- राजकारण गेलं मिशीत
- Directed by: Makarand Anaspure
- Written by: R. R. Borade
- Screenplay by: Yogesh Shirsath
- Produced by: Machhindra Lanke; Suresh Pathare; Shilpa Anaspure; Trishala Deshmane;
- Starring: Makarand Anaspure; Prajakta Hanamghar;
- Cinematography: Suresh Deshmane
- Edited by: Anant Kamath
- Music by: Atul Dive
- Production company: Bakulee Creations
- Release date: 19 April 2024;
- Running time: 122 minutes
- Country: India
- Language: Marathi

= Rajkaran Gela Mishit =

Rajkaran Gela Mishit is a 2024 Indian Marathi-language comedy film directed by Makarand Anaspure, who also stars in the film. The film features Prajakta Hanamghar, Prakash Bhagwat, Vishwanath Kulkarni, Vijay Deshmukh and Raju Sonawane in supporting roles.

The film was theatrically released in India on 19 April 2024 and has a runtime of approximately 122 minutes.

== Plot ==

Rajkaran Gela Mishit is a political comedy set against the backdrop of politics and political life in Maharashtra. The film uses humour and satire in its portrayal of political situations and characters.

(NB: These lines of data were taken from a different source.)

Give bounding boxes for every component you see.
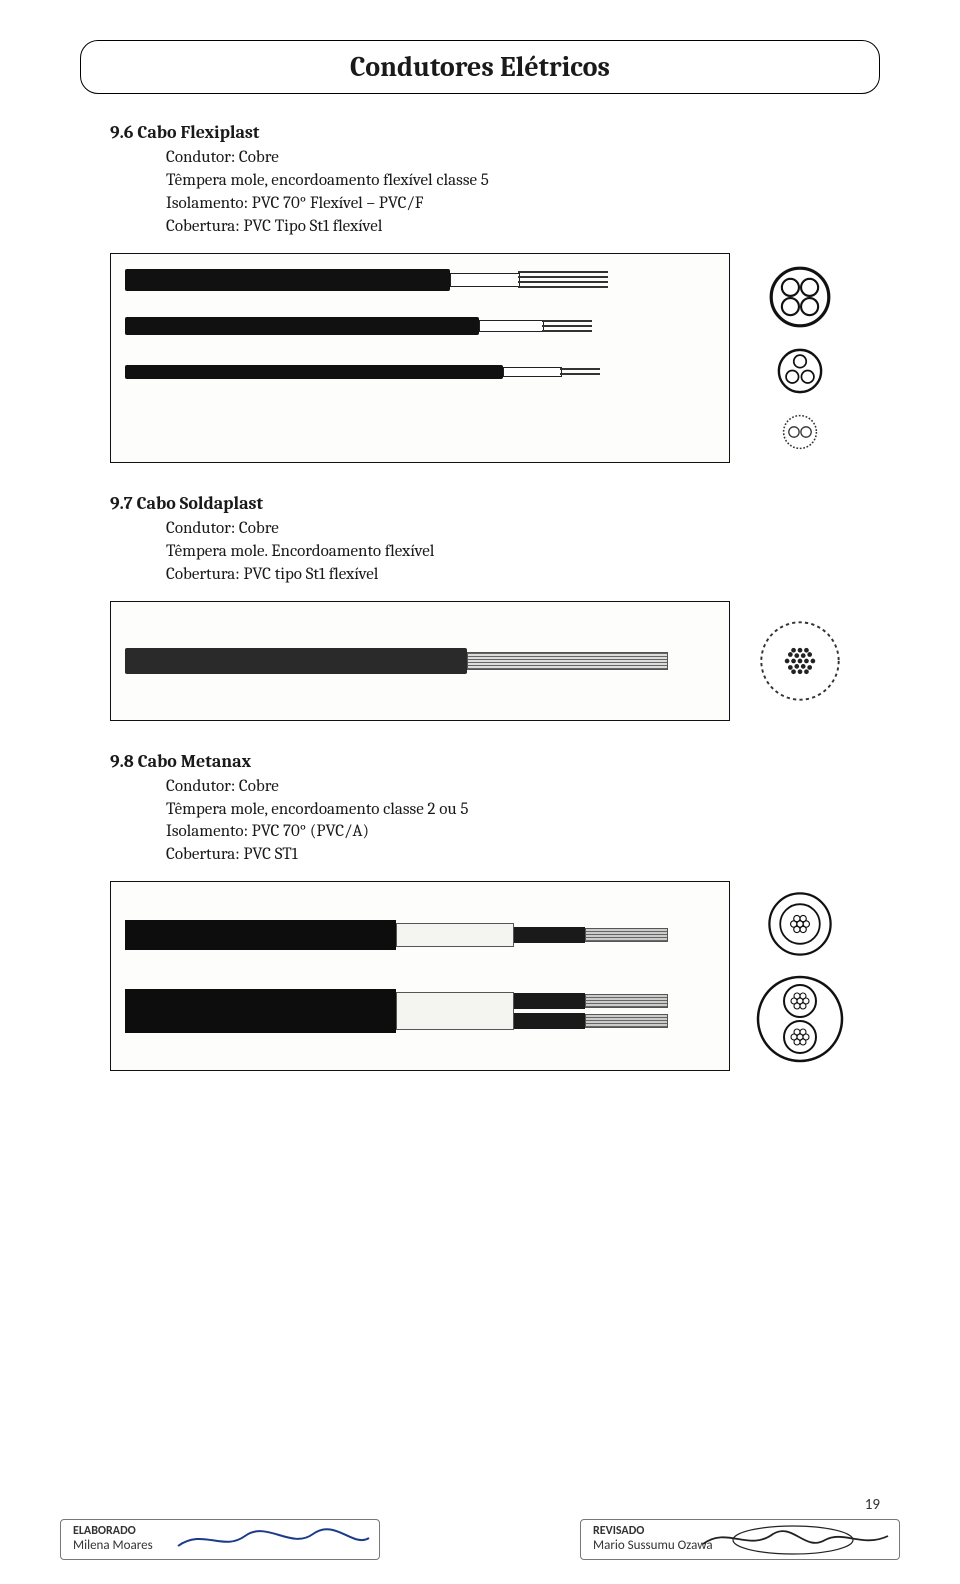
section-body: Condutor: Cobre Têmpera mole, encordoame…	[110, 776, 850, 868]
page-header-box: Condutores Elétricos	[80, 40, 880, 94]
cable-longitudinal-view	[110, 881, 730, 1071]
cross-section-column	[750, 618, 850, 704]
page-footer: ELABORADO Milena Moares REVISADO Mario S…	[0, 1519, 960, 1560]
spec-line: Condutor: Cobre	[110, 776, 850, 799]
cross-section-column	[750, 888, 850, 1064]
cable-single	[125, 631, 715, 691]
section-heading: 9.8 Cabo Metanax	[110, 751, 850, 772]
spec-line: Cobertura: PVC tipo St1 flexível	[110, 564, 850, 587]
spec-line: Têmpera mole, encordoamento flexível cla…	[110, 170, 850, 193]
section-body: Condutor: Cobre Têmpera mole, encordoame…	[110, 147, 850, 239]
section-9-6: 9.6 Cabo Flexiplast Condutor: Cobre Têmp…	[80, 122, 880, 463]
cable-2core	[125, 356, 715, 388]
signature-elaborado: ELABORADO Milena Moares	[60, 1519, 380, 1560]
section-9-7: 9.7 Cabo Soldaplast Condutor: Cobre Têmp…	[80, 493, 880, 721]
figure-soldaplast	[110, 601, 850, 721]
figure-flexiplast	[110, 253, 850, 463]
cross-4core-icon	[768, 265, 832, 329]
section-body: Condutor: Cobre Têmpera mole. Encordoame…	[110, 518, 850, 587]
spec-line: Têmpera mole, encordoamento classe 2 ou …	[110, 799, 850, 822]
cross-section-column	[750, 265, 850, 451]
page-number: 19	[865, 1496, 880, 1514]
spec-line: Isolamento: PVC 70° (PVC/A)	[110, 821, 850, 844]
cable-double-insulated	[125, 981, 715, 1041]
spec-line: Cobertura: PVC Tipo St1 flexível	[110, 216, 850, 239]
page-title: Condutores Elétricos	[101, 51, 859, 83]
spec-line: Têmpera mole. Encordoamento flexível	[110, 541, 850, 564]
spec-line: Condutor: Cobre	[110, 518, 850, 541]
cable-longitudinal-view	[110, 601, 730, 721]
cable-single-insulated	[125, 911, 715, 959]
cable-longitudinal-view	[110, 253, 730, 463]
cable-3core	[125, 310, 715, 342]
signature-name: Milena Moares	[73, 1538, 367, 1553]
section-9-8: 9.8 Cabo Metanax Condutor: Cobre Têmpera…	[80, 751, 880, 1072]
section-heading: 9.7 Cabo Soldaplast	[110, 493, 850, 514]
cross-3core-icon	[776, 347, 824, 395]
figure-metanax	[110, 881, 850, 1071]
cross-2core-icon	[781, 413, 819, 451]
signature-label: REVISADO	[593, 1524, 887, 1538]
signature-revisado: REVISADO Mario Sussumu Ozawa	[580, 1519, 900, 1560]
cable-4core	[125, 264, 715, 296]
spec-line: Condutor: Cobre	[110, 147, 850, 170]
signature-name: Mario Sussumu Ozawa	[593, 1538, 887, 1553]
signature-label: ELABORADO	[73, 1524, 367, 1538]
spec-line: Isolamento: PVC 70° Flexível – PVC/F	[110, 193, 850, 216]
spec-line: Cobertura: PVC ST1	[110, 844, 850, 867]
cross-stranded-icon	[757, 618, 843, 704]
section-heading: 9.6 Cabo Flexiplast	[110, 122, 850, 143]
cross-single-insulated-icon	[764, 888, 836, 960]
cross-double-insulated-icon	[755, 974, 845, 1064]
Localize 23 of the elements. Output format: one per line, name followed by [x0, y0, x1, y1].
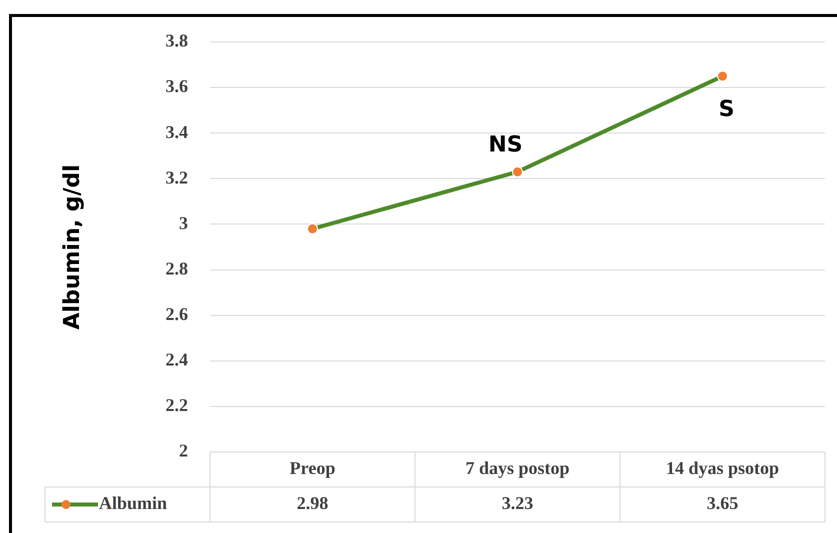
y-tick-label: 2.8 [166, 258, 188, 278]
annotation: NS [488, 132, 523, 158]
y-tick-label: 2 [179, 440, 188, 461]
x-tick-label: Preop [290, 458, 336, 478]
y-tick-label: 3.8 [166, 30, 188, 51]
y-tick-label: 3.2 [166, 167, 188, 188]
y-axis-title: Albumin, g/dl [60, 164, 85, 330]
y-tick-label: 2.4 [166, 350, 188, 370]
data-label: 3.23 [502, 493, 534, 514]
y-tick-label: 3.4 [166, 122, 188, 142]
legend-label: Albumin [99, 493, 168, 514]
x-tick-label: 7 days postop [465, 458, 570, 478]
data-label: 3.65 [706, 493, 738, 514]
y-tick-label: 3.6 [166, 76, 188, 96]
point [512, 166, 523, 178]
x-tick-label: 14 dyas psotop [666, 458, 780, 478]
annotation: S [718, 96, 734, 122]
y-tick-label: 2.2 [166, 395, 188, 416]
point [717, 70, 728, 82]
point [307, 223, 318, 234]
data-label: 2.98 [296, 493, 328, 514]
y-tick-label: 3 [179, 212, 188, 233]
y-tick-label: 2.6 [166, 304, 188, 324]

The film is based on the story Aga Aga Mishi by Marathi writer R. R. Borade.

== Cast ==

- Makarand Anaspure
- Prajakta Hanamghar
- Prakash Bhagwat
- Vishwanath Kulkarni as Aamdar
- Vijay Deshmukh
- Raju Sonawane
- Nitin Kulkarni
- Balu Mukadam
- Prashant Jadhav
- Vinit Bhonde
- Harish Tiwari
- Shweta Parkhe
- Unati Kamble
- Reshma Rathod
- Shailesh Rokade

== Production ==

The film was directed by Makarand Anaspure and produced under the banner of Bakulee Creations. The screenplay and dialogues were written by Yogesh Shirsath. The story was based on R. R. Borade's Aga Aga Mishi.

The cinematography was handled by Suresh Deshmane and the editing was done by Anant Kamath.

== Release ==

Rajkaran Gela Mishit was theatrically released in India on 19 April 2024.

The film was promoted as a political comedy against the backdrop of the political and electoral atmosphere in Maharashtra.

== Reception ==

The film received coverage in Marathi media around its theatrical release. Loksatta reported on the film's release and its basis in R. R. Borade's story Aga Aga Mishi.

Maharashtra Times also reported on the film ahead of its release, including information about its cast, story and Makarand Anaspure's involvement as director and lead actor.